Overall, the aim is to maintain Curteis’ values – family, quality, speed, service – without bowing to the pressures of a branded industry. However, this doesn’t mean the company isn’t modernising its presence with a refreshed logo, website and brochure planned for the latter half of the year.

It has also made significant investments into a new database system to log and record its activities, in terms of sales and stock, for a more responsive website. The business also hopes to offer multi-language and currency sales when the system is fully-live in around three months’ time, alongside tracking customer movement and offering targeted product suggestions.

Curteis notes: “We will go from being possibly one of the best sites in the trade to possibly one of the best websites anywhere”

And the facts really do speak for themselves, with web revenue up 36% year-on-year and sales conversion rates around the 20% mark.
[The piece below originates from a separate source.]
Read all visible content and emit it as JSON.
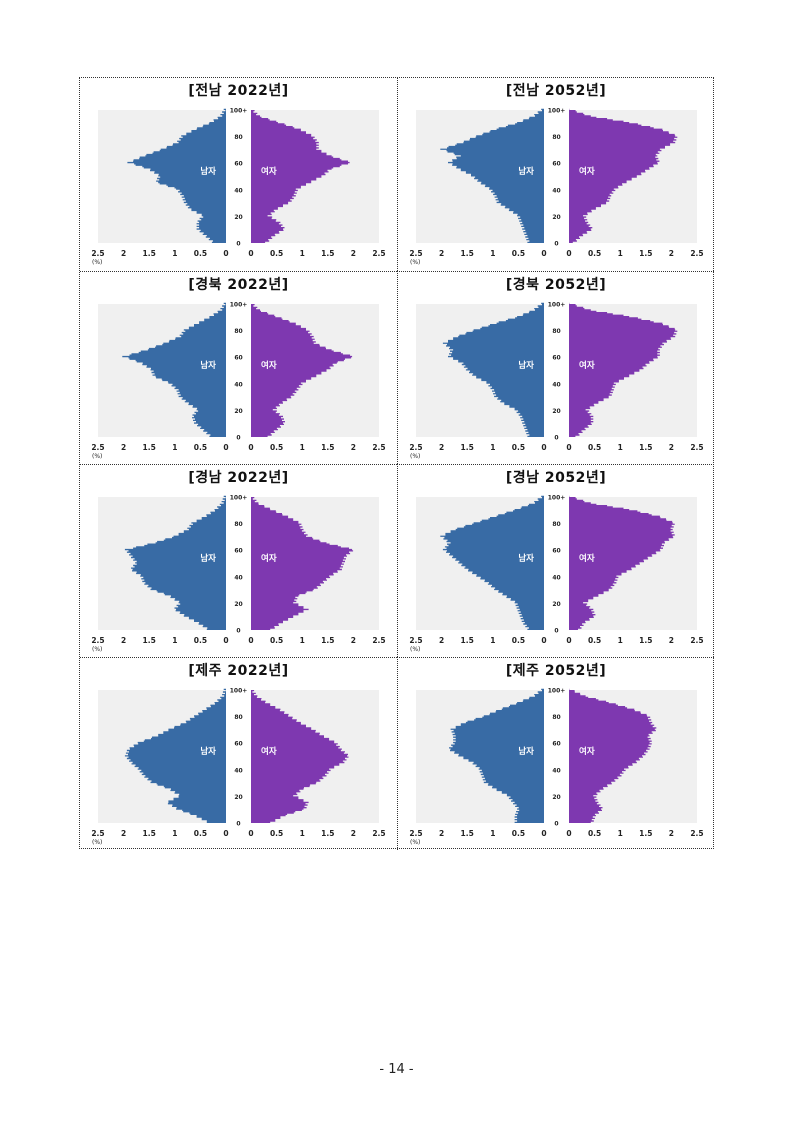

From a starting point of 8%, online sales currently account for between 15 and 20% of Curteis’ business, with this figure expected to be in the region of 25 to 30% in the next three to five years. Overall, revenue in June 2015 was 157.63% up on revenue in the same month of 2011, while transactions are also up 184.38%.

With all this happening in cyber space it’s nice to walk around Curteis’ factory to see the hands-on aspect of the business. The overall atmosphere is one of calm, informal professionalism, with many staff having worked at the premises for a decade or longer. The chain-making machines themselves are rather mesmeric, but it’s the fact that some of these feats of engineering have been running for more than 40 years that really provides the wow-factor. I was also struck by the friendliness of the staff and their willingness to show me through their day-to-day activities; from casting and engineering to cleaning and polishing.

In terms of trends, diamond-cut chains and bangles have been making a comeback in the last 12 months, with 9ct and 18ct gold also on the up. To tackle this, expect to see a new 18ct gold cuff and bangle collection from Curteis soon — a project which the design team and the sales team are particularly excited about. Additionally, the CMJ Buyer’s Meeting will offer customers the chance to see Curteis’ new finished jewellery collections, including a striking geometric offer of pendants, bangles and stud earrings in 9ct yellow and rose gold and silver. The new Pentagon range is especially exciting, and more of this will be available to view at International Jewellery London in September.

As my time in Shropshire draws to a close, I have certainly developed a new appreciation for this growing company. With welcoming staff, seasoned expertise and eye-catching new collections on the cards, it will be interesting to see if the next two years match, or even beat, its already impressive 40% sales growth. Only time will tell.